Carl Jung understood that dreams have all the elements of good Greek drama and that this dramatic structure provides a framework for analysis. SBGs engineered according to the principles of this dramatic structure could have the same “healing” potentials as dreams.

This is a subject that can only be touched in a blog, but here are some general examples of how SBGs might be engineered according to Jungian principles:
· Myers-Briggs personality profiles could be incorporated in order to insure that game challenges are reasonably matched to player skills and interests. This would enhance player motivation and predispose to the experience of Flow.
· Narrative principles of the mythic Hero’s Journey could be incorporated in a myriad ways to provide a clear sequence of challenges, nuanced player choices leading to positive feedback, motivational pathways that predispose the player to new insights, complex characterization based on Jungian archetypes (as energy patterns in a unified field), personalized and meaningful goals leading to character development (premise) and player self-realization, and a more practical appreciation of a living media-sphere or unified field (dramatic unities) of psyche-physics.
· Of particular interest is the subject of mirror-neuron circuitry or systems (MNS).
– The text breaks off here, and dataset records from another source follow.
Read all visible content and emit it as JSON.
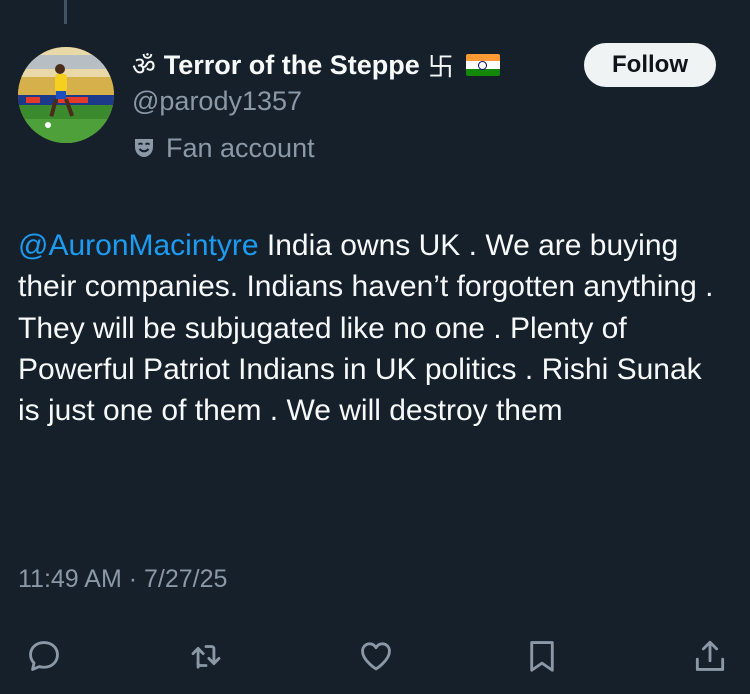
{
  "profile": {
    "name_prefix_glyph": "ॐ",
    "display_name": "Terror of the Steppe",
    "name_suffix_glyph": "卐",
    "handle": "@parody1357",
    "label": "Fan account",
    "follow_label": "Follow"
  },
  "tweet": {
    "mention": "@AuronMacintyre",
    "text": " India owns UK . We are buying their companies. Indians haven’t forgotten anything . They will be subjugated like no one . Plenty of Powerful Patriot Indians in UK politics . Rishi Sunak is just one of them . We will destroy them",
    "time": "11:49 AM",
    "separator": " · ",
    "date": "7/27/25"
  },
  "actions": [
    "reply-icon",
    "retweet-icon",
    "like-icon",
    "bookmark-icon",
    "share-icon"
  ],
  "colors": {
    "background": "#15202b",
    "text": "#f7f9f9",
    "muted": "#8b98a5",
    "link": "#1d9bf0",
    "follow_bg": "#eff3f4"
  }
}
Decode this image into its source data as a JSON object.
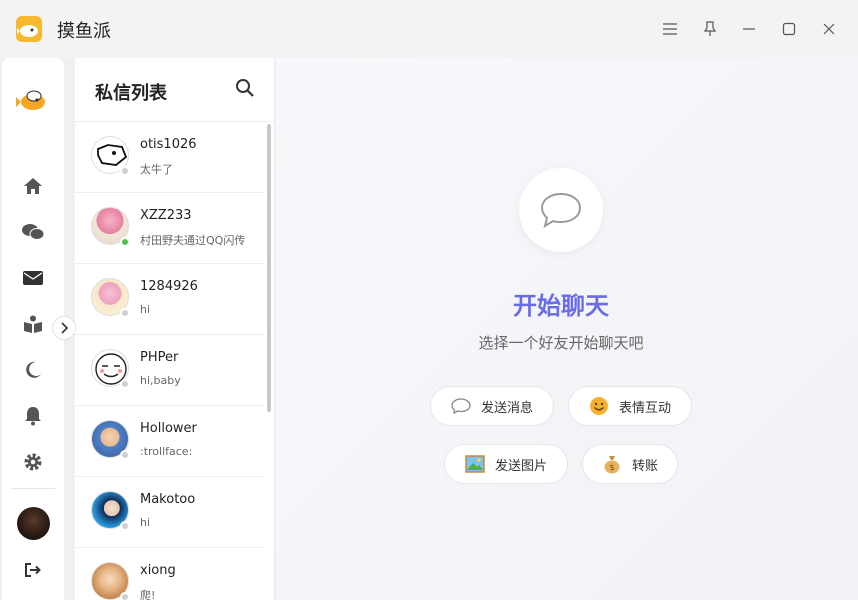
{
  "app": {
    "title": "摸鱼派"
  },
  "window_controls": [
    "menu-icon",
    "pin-icon",
    "minimize-icon",
    "maximize-icon",
    "close-icon"
  ],
  "nav": {
    "items": [
      "home-icon",
      "chat-bubbles-icon",
      "mail-icon",
      "book-reader-icon",
      "moon-icon",
      "bell-icon",
      "gear-icon",
      "logout-icon"
    ]
  },
  "list": {
    "title": "私信列表",
    "conversations": [
      {
        "name": "otis1026",
        "message": "太牛了",
        "online": false
      },
      {
        "name": "XZZ233",
        "message": "村田野夫通过QQ闪传",
        "online": true
      },
      {
        "name": "1284926",
        "message": "hi",
        "online": false
      },
      {
        "name": "PHPer",
        "message": "hi,baby",
        "online": false
      },
      {
        "name": "Hollower",
        "message": ":trollface:",
        "online": false
      },
      {
        "name": "Makotoo",
        "message": "hi",
        "online": false
      },
      {
        "name": "xiong",
        "message": "爬!",
        "online": false
      }
    ]
  },
  "chat": {
    "title": "开始聊天",
    "subtitle": "选择一个好友开始聊天吧",
    "actions": {
      "send_message": "发送消息",
      "emoji": "表情互动",
      "send_image": "发送图片",
      "transfer": "转账"
    }
  },
  "colors": {
    "accent": "#6a6be8",
    "online": "#4cc24c",
    "logo": "#f5b82e"
  }
}
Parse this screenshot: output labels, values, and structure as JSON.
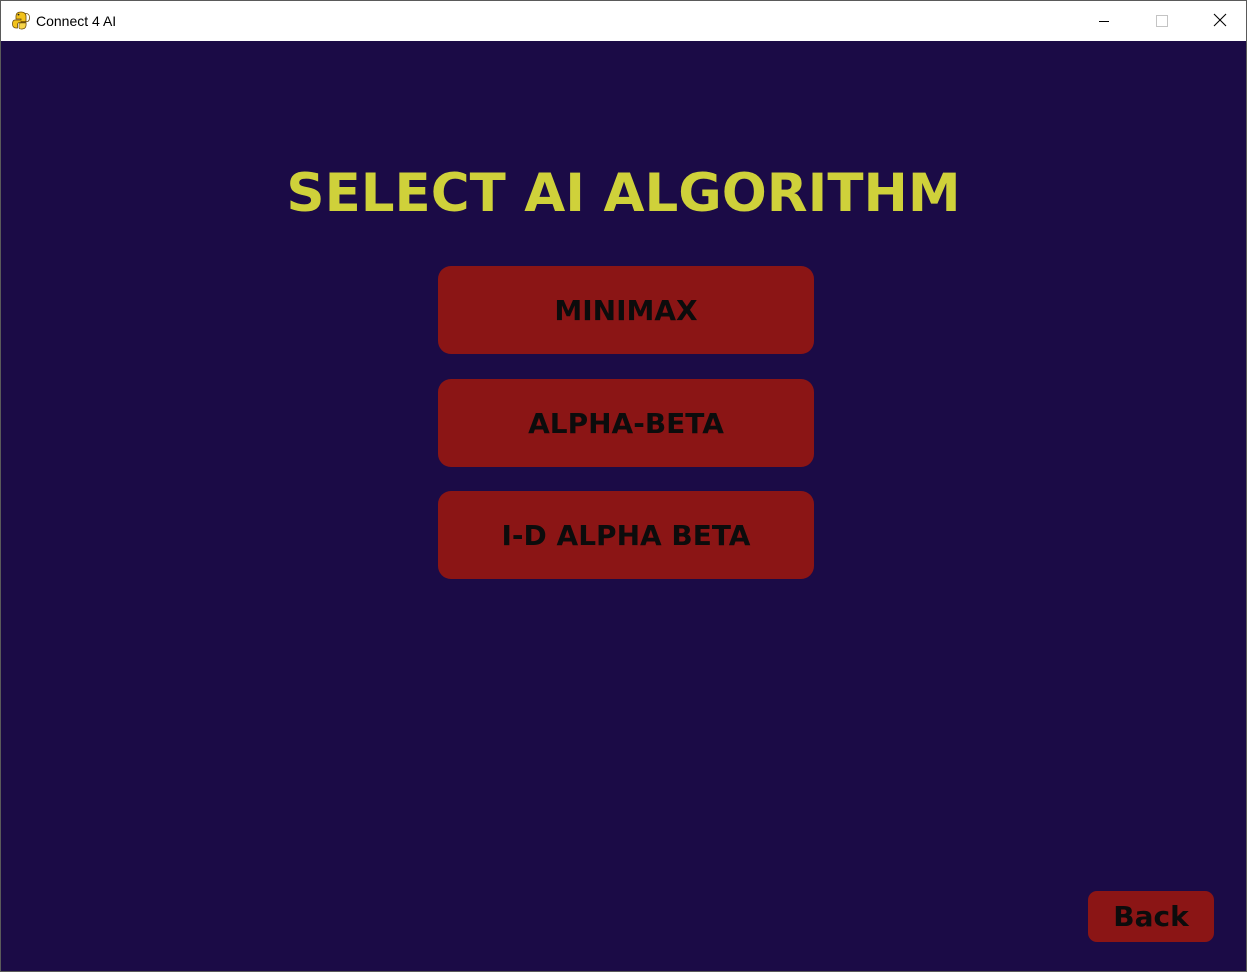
{
  "window": {
    "title": "Connect 4 AI",
    "app_icon": "pygame-snake-icon",
    "controls": {
      "minimize_icon": "minimize-icon",
      "maximize_icon": "maximize-icon",
      "close_icon": "close-icon"
    }
  },
  "screen": {
    "heading": "SELECT AI ALGORITHM",
    "options": [
      {
        "label": "MINIMAX"
      },
      {
        "label": "ALPHA-BETA"
      },
      {
        "label": "I-D ALPHA BETA"
      }
    ],
    "back_label": "Back"
  },
  "colors": {
    "background": "#1b0b46",
    "heading": "#cfd13a",
    "button": "#8b1515",
    "button_text": "#0c0c0c"
  }
}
Research using fMRI or EEG to map the brain and neural processes of SBG players could contribute substantially to our understanding of Jungian functions (thinking, feeling, sensing, intuiting) as they participate in mostly unconscious player choices. In other words, we might begin to track brain function according to Jungian holistic principles of psyche in order to divulge information about such manifestations of “Heart” as empathy. Such information would contribute to furthering our knowledge about Flow and what constitutes transformational or meaningful media.
· Mirror neuron systems are important factors in Theory of Mind (ToM). Theory of Mind posits the ability to attribute mental states (beliefs, intents, desires, etc.) to oneself and others, and recent research (undertaken by Vittorio Gallese and others) on MNS underlines potentials of MNS that seem to be related to the ability of a person to recognize and anticipate goal-directed movements. If such movements were simulated in the programming of supporting characters (known as artificial intelligence or AI) and avatars in story-based games, characters would be more sophisticated and drama more nuanced. Interactivity would be more intuitively fluid and more meaningful for the player. Perhaps more important, such increased authenticity in game play would provide a steady stream of data captured by way of biofeedback, fMRI, or EEG technology relative to the patterns of mirror system activity in the brain. Such knowledge might lead to a better understanding of Flow.
· The graphics or narrative architecture of SBGs could as well be programmed according to authentic principles of symbolic interpretation as they have been discovered and recorded in case studies where Jungian amplification (metaphorical extension akin to metaphorical framing) has been employed in dream analysis. Knowledge gleaned from such data accumulated with a variety of research designs might be used in subsequent game programs to reinforce “positive” neural patterns that arise relative to the Flow phenomenon.

I eagerly anticipate John’s next installment discussing existing games relative to Flow paths and meaningful goals.